Sagan was probably the most well known scientist of the 1970s and 1980s.  Not only did he produce the Cosmos program, he was a scientific advisor to NASA, was director of the Planetary Studies Program at Cornell (where he was full professor), author of hundreds of scientific papers, and author of more than 20 books.  But, I think, more importantly, he spoke to ordinary citizens about science in terms that all could understand.  It was his outspoken behavior that rankled a number of other scientists (especially I am sure his appearances on the Johnny Carson Show), and when he was nominated to be a member of the National Academy of Sciences, he was denied admission.  So this brilliant scientist was denied admission to this society, and as Lynn Margulis wrote to him: “They are jealous of your communication skills, charm, good looks and outspoken attitude especially on nuclear winter” (Mooney & Kirshenbaum, p. 40).

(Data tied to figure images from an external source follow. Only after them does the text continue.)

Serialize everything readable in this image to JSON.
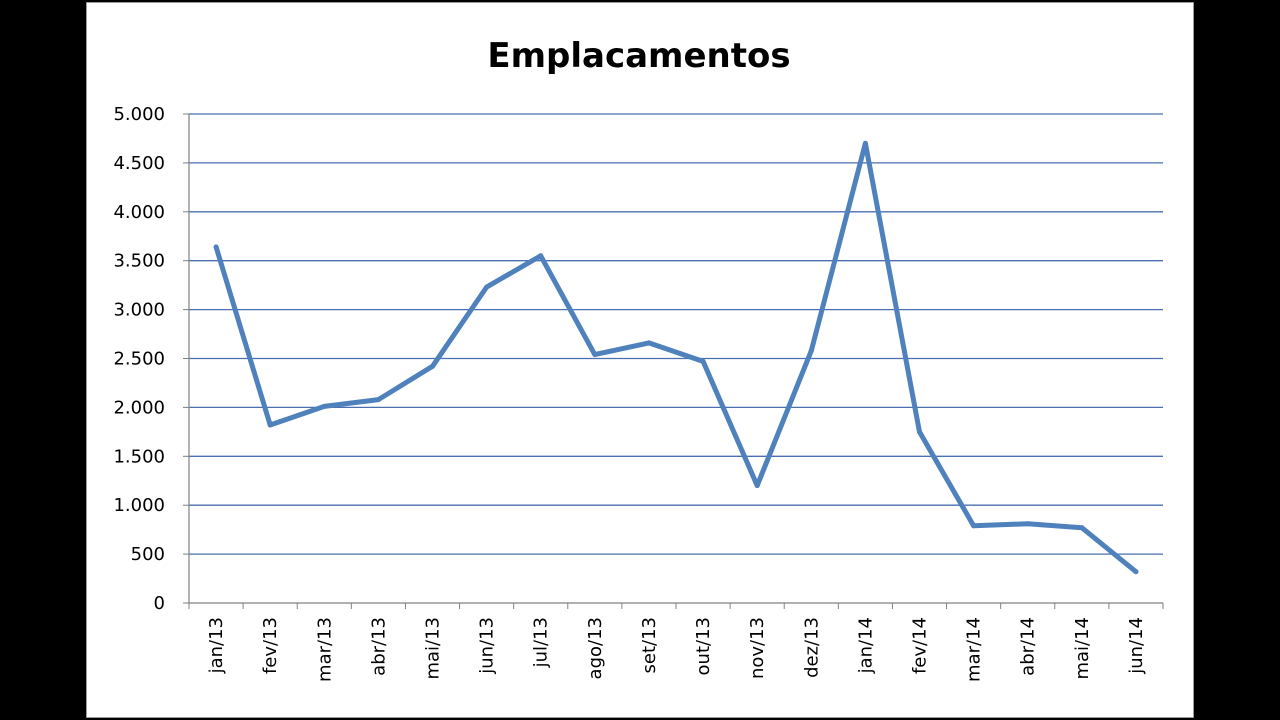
{
  "chart_data": {
    "type": "line",
    "title": "Emplacamentos",
    "categories": [
      "jan/13",
      "fev/13",
      "mar/13",
      "abr/13",
      "mai/13",
      "jun/13",
      "jul/13",
      "ago/13",
      "set/13",
      "out/13",
      "nov/13",
      "dez/13",
      "jan/14",
      "fev/14",
      "mar/14",
      "abr/14",
      "mai/14",
      "jun/14"
    ],
    "series": [
      {
        "values": [
          3640,
          1820,
          2010,
          2080,
          2420,
          3230,
          3550,
          2540,
          2660,
          2470,
          1200,
          2580,
          4700,
          1750,
          790,
          810,
          770,
          320
        ]
      }
    ],
    "ylim": [
      0,
      5000
    ],
    "yticks": [
      0,
      500,
      1000,
      1500,
      2000,
      2500,
      3000,
      3500,
      4000,
      4500,
      5000
    ],
    "ytick_labels": [
      "0",
      "500",
      "1.000",
      "1.500",
      "2.000",
      "2.500",
      "3.000",
      "3.500",
      "4.000",
      "4.500",
      "5.000"
    ],
    "grid": true,
    "legend": "none",
    "colors": {
      "line": "#4f81bd",
      "grid": "#4a6fb0",
      "axis": "#808080"
    }
  }
}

Sagan, according to Mooney and Kirshenbaum, was a “fierce advocate for the proper use of science.”  This is an especially relevant statement today given the attitude that the current President has toward science, compared to his predecessor.

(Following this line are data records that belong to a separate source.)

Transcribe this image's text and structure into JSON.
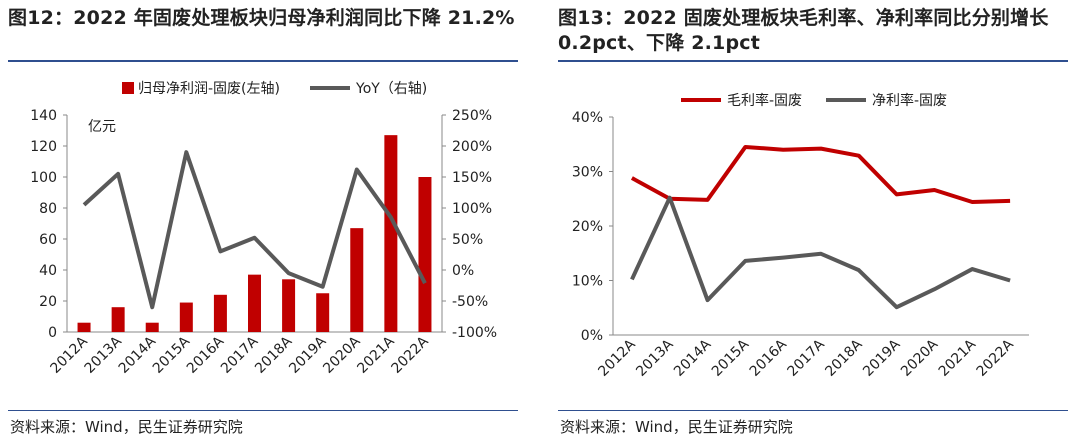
{
  "left": {
    "title": "图12：2022 年固废处理板块归母净利润同比下降 21.2%",
    "source": "资料来源：Wind，民生证券研究院",
    "chart_data": {
      "type": "bar",
      "categories": [
        "2012A",
        "2013A",
        "2014A",
        "2015A",
        "2016A",
        "2017A",
        "2018A",
        "2019A",
        "2020A",
        "2021A",
        "2022A"
      ],
      "series": [
        {
          "name": "归母净利润-固废(左轴)",
          "type": "bar",
          "axis": "left",
          "color": "#c00000",
          "values": [
            6,
            16,
            6,
            19,
            24,
            37,
            34,
            25,
            67,
            127,
            100
          ]
        },
        {
          "name": "YoY（右轴)",
          "type": "line",
          "axis": "right",
          "color": "#595959",
          "values": [
            105,
            155,
            -60,
            190,
            30,
            52,
            -5,
            -27,
            162,
            85,
            -21.2
          ]
        }
      ],
      "unit_label": "亿元",
      "yleft": {
        "min": 0,
        "max": 140,
        "ticks": [
          0,
          20,
          40,
          60,
          80,
          100,
          120,
          140
        ],
        "labels": [
          "0",
          "20",
          "40",
          "60",
          "80",
          "100",
          "120",
          "140"
        ]
      },
      "yright": {
        "min": -100,
        "max": 250,
        "ticks": [
          -100,
          -50,
          0,
          50,
          100,
          150,
          200,
          250
        ],
        "labels": [
          "-100%",
          "-50%",
          "0%",
          "50%",
          "100%",
          "150%",
          "200%",
          "250%"
        ]
      },
      "legend_labels": [
        "归母净利润-固废(左轴)",
        "YoY（右轴)"
      ]
    }
  },
  "right": {
    "title": "图13：2022 固废处理板块毛利率、净利率同比分别增长 0.2pct、下降 2.1pct",
    "source": "资料来源：Wind，民生证券研究院",
    "chart_data": {
      "type": "line",
      "categories": [
        "2012A",
        "2013A",
        "2014A",
        "2015A",
        "2016A",
        "2017A",
        "2018A",
        "2019A",
        "2020A",
        "2021A",
        "2022A"
      ],
      "series": [
        {
          "name": "毛利率-固废",
          "color": "#c00000",
          "values": [
            28.8,
            25.0,
            24.8,
            34.5,
            34.0,
            34.2,
            32.9,
            25.8,
            26.6,
            24.4,
            24.6
          ]
        },
        {
          "name": "净利率-固废",
          "color": "#595959",
          "values": [
            10.2,
            25.2,
            6.4,
            13.6,
            14.2,
            14.9,
            11.9,
            5.1,
            8.4,
            12.1,
            10.0
          ]
        }
      ],
      "y": {
        "min": 0,
        "max": 40,
        "ticks": [
          0,
          10,
          20,
          30,
          40
        ],
        "labels": [
          "0%",
          "10%",
          "20%",
          "30%",
          "40%"
        ]
      },
      "legend_labels": [
        "毛利率-固废",
        "净利率-固废"
      ]
    }
  }
}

Sagan took issue with two significant developments that occurred during the Reagan administration, namely the Strategic Defense Initiative (using X-ray lasers in space to shoot down enemy missiles), and the idea that nuclear war was winnable.  In the later case, Sagan developed the concept of a “nuclear winter” arguing that fires from a nuclear holocaust would create smoke and dust that would cut out the sun’s rays leading to a global cooling—perhaps threatening agriculture and leading to global famine.  He incensed the right wing, according to Mooney & Kirshenbaum, and in particular William F. Buckley.  But Sagan held firm on his ideas, supported by other scientists, and even resisted accepting White House invitations to dinner.  Sagan’s criticism of SDI was supported by other scientists, especially Han Bethe who authored a report by the Union of Concerned Scientists.

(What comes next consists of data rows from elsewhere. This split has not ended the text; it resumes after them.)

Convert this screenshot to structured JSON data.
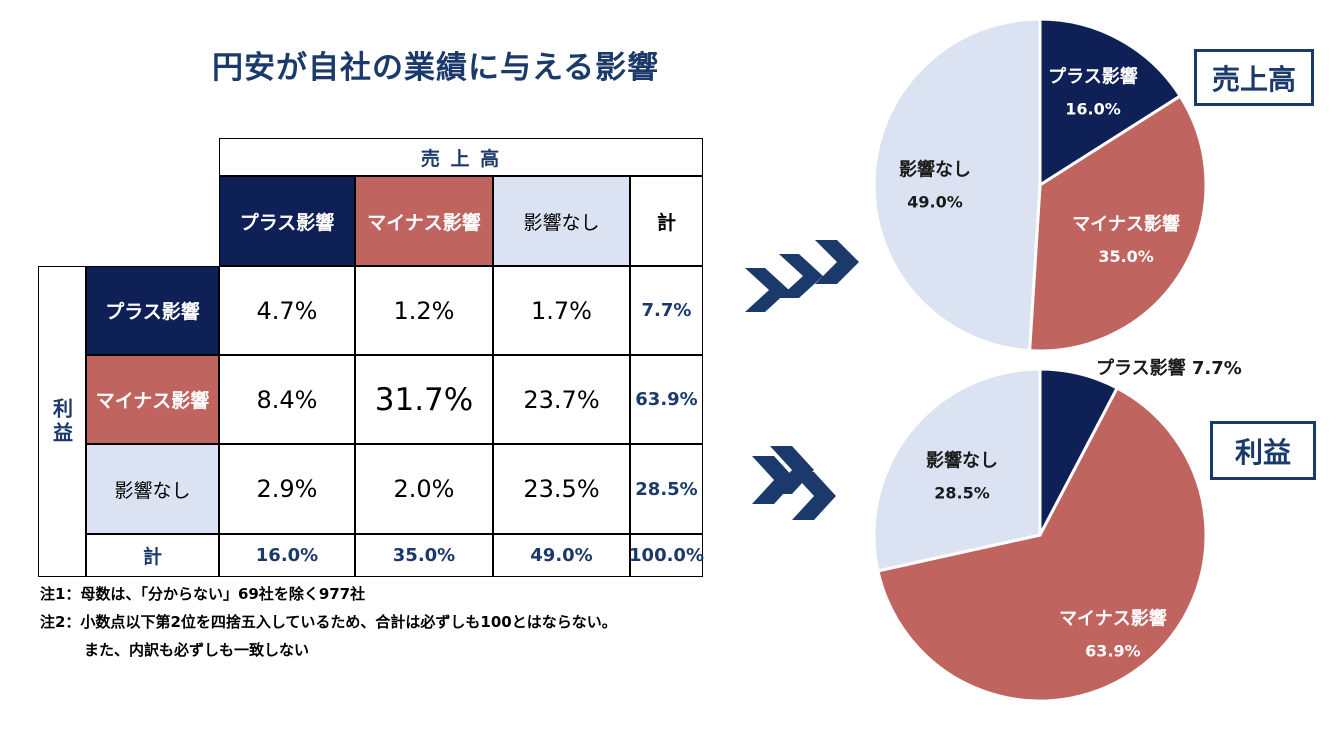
{
  "title": "円安が自社の業績に与える影響",
  "table": {
    "col_group": "売 上 高",
    "row_group": "利益",
    "col_headers": [
      "プラス影響",
      "マイナス影響",
      "影響なし",
      "計"
    ],
    "row_headers": [
      "プラス影響",
      "マイナス影響",
      "影響なし",
      "計"
    ],
    "rows": [
      [
        "4.7%",
        "1.2%",
        "1.7%",
        "7.7%"
      ],
      [
        "8.4%",
        "31.7%",
        "23.7%",
        "63.9%"
      ],
      [
        "2.9%",
        "2.0%",
        "23.5%",
        "28.5%"
      ],
      [
        "16.0%",
        "35.0%",
        "49.0%",
        "100.0%"
      ]
    ]
  },
  "notes": [
    "注1：母数は、「分からない」69社を除く977社",
    "注2：小数点以下第2位を四捨五入しているため、合計は必ずしも100とはならない。",
    "また、内訳も必ずしも一致しない"
  ],
  "colors": {
    "plus": "#0f2057",
    "minus": "#c0645f",
    "none": "#dbe3f3",
    "accent": "#1b3a6b"
  },
  "chart_data": [
    {
      "type": "pie",
      "title": "売上高",
      "categories": [
        "プラス影響",
        "マイナス影響",
        "影響なし"
      ],
      "values": [
        16.0,
        35.0,
        49.0
      ],
      "labels": [
        "16.0%",
        "35.0%",
        "49.0%"
      ]
    },
    {
      "type": "pie",
      "title": "利益",
      "categories": [
        "プラス影響",
        "マイナス影響",
        "影響なし"
      ],
      "values": [
        7.7,
        63.9,
        28.5
      ],
      "labels": [
        "7.7%",
        "63.9%",
        "28.5%"
      ]
    }
  ]
}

Unscientific America helps us understand the gap that exists between the world of science—scientists, scientific developments, scientific theories—and the political and public interpretation and use of science.  Since the 1970s battle lines were drawn over issues such evolution, SDI, climate change, energy crises, nuclear proliferation, and global pandemics.  In each of these cases, all of which have a scientific base, political views and media hype have created vast gaps in the way people view these issues specifically, and science overall.

At the heart of a solution to these issues is science education.  Although Mooney and Kirschenbaum do not explore science education in any depth, they allude to it.  When I use the term science education, I am not just referring to K-college science education, but also how the media does or doesn’t help educate the public on important science issues.  Over the past number of years, the print media, especially newspapers, have reduced the amount of space and number of reporters they devote to covering science.  And media such as TV spent very little time reporting on science.

There is more to discuss here, and I’ll return to this topic over the next several days.  In the meantime, I recommend that you take a look at the book, Unscientific America, and also read about some of the work of one science’s greatest spokesperson’s, Carl Sagan.